Public choice theorist William Niskanen had much to say on the growth of government bureaucracies and bodies. Whilst recognising that they ultimately depend on politicians for their budgets, they would (he argued) seek to maximise their own benefit within a budget settlement. Thus, they would advise on the need for new functions, and ultimately money to be able to deal with them.
Today, one such body, the Low Pay Commission (LPC), has been given a helping hand in its case for expansion following a report by the Resolution Foundation. The LPC is currently responsible for advising the government on the level of the UK’s national minimum wage (NMW). But the Resolution Foundation authors have much loftier ambitions for the Commission, including a much broader remit ‘to monitor overall low pay, assess its causes, consequences or costs, or advise policy on how to tackle it’. Admittedly this is one of a number of options set out by the Foundation, but each option is designed to ‘strengthen’ the NMW – which in reality means increase it and/or widen the scope of the LPC’s activities.
The classical-liberal case against minimum wage laws on the grounds of free bargaining and agreement, as made by Epstein, is now largely absent from contemporary debate. Instead, discussion is now really about the economic consequences of the NMW and proposed increases in its level. The consensus view is that the LPC has set the NMW such that aggregate employment has not been particularly adversely affected, though certain groups inevitably see reduced opportunities (particularly the young and very unskilled) as one might expect. But economists also agree that the level still matters for the extent of dis-employment (or more accurately, labour hours effects). That’s why in the past couple of weeks we’ve seen the Treasury estimate that unemployment would increase by 14,000 if the NMW was increased to £7 by 2015/16 and the Congressional Budget Office in the US estimate that President Obama’s proposed federal minimum wage increase would increase unemployment by 500,000.
When the NMW was introduced, the justification was to eradicate extremely low pay. By definition, this cannot legally occur any more (though anecdotally this still happens in the black-market economy). But the Resolution Foundation now thinks that the LPC’s remit should be expanded, because lots of people earn around the minimum wage. The LPC needs more powers, they suggest, because for many the floor looks more like a ceiling. Many employers face ‘little pressure’ to go beyond their legal obligation. The idea that a low wage in a particular sector might be indicative of being able to use unskilled labour in that sector easily or else substitute it easily for more productive labour or capital is ignored, as is the role played by tax credits.
Rather than placing large emphasis on economic outcomes such as employment as within the current framework, the Foundation instead says that low pay (defined as two-thirds of median income) could be the variable that the LPC focuses on. This relative definition of ‘low’, in essence, would institutionalise the LPC as a body to reduce inequality rather than to provide a low acceptable floor. It is an inherently ideological commitment to equality imposed through asking employers to internalise the costs of this social aim.

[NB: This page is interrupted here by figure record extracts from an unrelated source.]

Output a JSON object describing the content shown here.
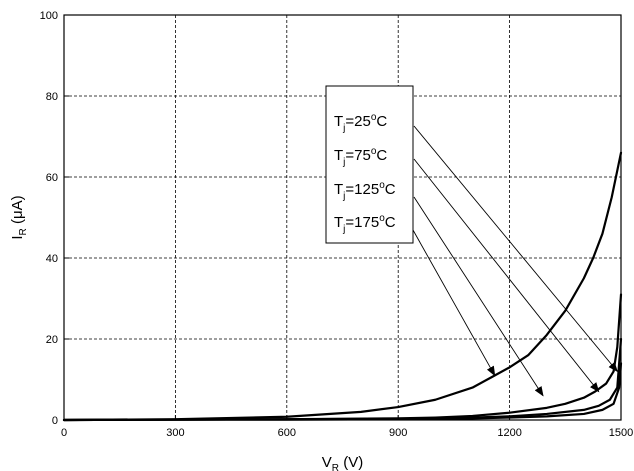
{
  "chart_data": {
    "type": "line",
    "title": "",
    "xlabel": "V",
    "xlabel_sub": "R",
    "xlabel_unit": " (V)",
    "ylabel": "I",
    "ylabel_sub": "R",
    "ylabel_unit": " (μA)",
    "xlim": [
      0,
      1500
    ],
    "ylim": [
      0,
      100
    ],
    "xticks": [
      0,
      300,
      600,
      900,
      1200,
      1500
    ],
    "yticks": [
      0,
      20,
      40,
      60,
      80,
      100
    ],
    "grid": true,
    "legend_position": "top-center",
    "series": [
      {
        "name": "Tj=25°C",
        "label_parts": {
          "main": "T",
          "sub": "j",
          "eq": "=25",
          "sup": "o",
          "unit": "C"
        },
        "x": [
          0,
          300,
          600,
          800,
          900,
          1000,
          1100,
          1150,
          1200,
          1250,
          1300,
          1350,
          1400,
          1425,
          1450,
          1475,
          1500
        ],
        "y": [
          0,
          0.2,
          0.8,
          2,
          3.2,
          5,
          8,
          10.5,
          13,
          16,
          21,
          27,
          35,
          40,
          46,
          55,
          66
        ]
      },
      {
        "name": "Tj=75°C",
        "label_parts": {
          "main": "T",
          "sub": "j",
          "eq": "=75",
          "sup": "o",
          "unit": "C"
        },
        "x": [
          0,
          300,
          600,
          900,
          1000,
          1100,
          1200,
          1300,
          1350,
          1400,
          1430,
          1460,
          1480,
          1490,
          1500
        ],
        "y": [
          0,
          0.1,
          0.2,
          0.4,
          0.6,
          1,
          1.8,
          3,
          4,
          5.5,
          7,
          9,
          12,
          18,
          31
        ]
      },
      {
        "name": "Tj=125°C",
        "label_parts": {
          "main": "T",
          "sub": "j",
          "eq": "=125",
          "sup": "o",
          "unit": "C"
        },
        "x": [
          0,
          300,
          600,
          900,
          1000,
          1100,
          1200,
          1300,
          1400,
          1440,
          1470,
          1490,
          1500
        ],
        "y": [
          0,
          0.1,
          0.2,
          0.3,
          0.4,
          0.6,
          0.9,
          1.5,
          2.5,
          3.5,
          5,
          8,
          20
        ]
      },
      {
        "name": "Tj=175°C",
        "label_parts": {
          "main": "T",
          "sub": "j",
          "eq": "=175",
          "sup": "o",
          "unit": "C"
        },
        "x": [
          0,
          300,
          600,
          900,
          1000,
          1100,
          1200,
          1300,
          1400,
          1450,
          1480,
          1495,
          1500
        ],
        "y": [
          0,
          0.1,
          0.1,
          0.2,
          0.3,
          0.4,
          0.6,
          0.9,
          1.5,
          2.5,
          4,
          8,
          14
        ]
      }
    ],
    "annotations": [
      {
        "label": "Tj=25°C",
        "to_series": 0,
        "arrow_to": [
          1490,
          12
        ]
      },
      {
        "label": "Tj=75°C",
        "to_series": 1,
        "arrow_to": [
          1440,
          7
        ]
      },
      {
        "label": "Tj=125°C",
        "to_series": 2,
        "arrow_to": [
          1290,
          6
        ]
      },
      {
        "label": "Tj=175°C",
        "to_series": 3,
        "arrow_to": [
          1160,
          11
        ]
      }
    ]
  }
}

This starting point though leads to three broad options for action, outlined by Sir George Bain in the FT:
- for the government to set an explicit ambition to reduce the share of workers who are low-paid and to broaden the LPC’s remit so it could monitor progress and advise on policies to achieve it;
- to set a medium-term target for the level of the minimum wage, giving business time to adapt to a higher rate;
- having the LPC recommend a higher wage floor, probably non-mandatory, for sectors that can afford to pay more such as finance and parts of manufacturing, or a higher rate for certain regions, starting with London
The first two would represent a significant change in the institution’s remit, as outlined, but most importantly would reduce the focus away from the economic impacts, particularly on employment and the ability of businesses to pay. Their focus suggests that the NMW is an effective way of reducing poverty (which is not the same as low pay), though the IFS helpfully reminds us that 44 per cent of all UK ‘low-paid’ workers are in families in the top half of the income distribution; 12 per cent are in the top fifth of the distribution.
Whilst regionalisation of the NMW would be an improvement on the current NMW, it’s likely that what the Resolution Foundation have in mind is actually increasing it in certain areas – bringing all the same debates about levels which dominate the literature. Meanwhile, applying sectorial ‘recommended rates’ for different industries would either be trivial or wrong. Trivial, if there were no sanctions whatsoever and sectors which would be heavily affected simply ignored it. Or wrong, if the LPC was given powers of enforcement, with a large bureaucracy attempting to define sectors which change dynamically. Would a cleaning service contracted to a bank face the sectorial minimum wage of domestic services or finance? All of a sudden it looks like a throwback to 1970s incomes policies.
Many supporters of a free-market oppose the NMW on principle. Despite some of the inevitable negative consequences of the NMW existence, the LPC has though at least taken the threat to employment seriously in setting the level. The options outlined in the Resolution Foundation’s paper would, however, water down this commitment, focusing instead on inequality and the LPC having more power over a much larger range of wage setting. Divorcing much more wage setting from any notion of productivity and instead handing responsibility over to central planners is akin to the same mistake that’s been made through history with rent controls. Beware of lofty sounding intentions. And mission creep.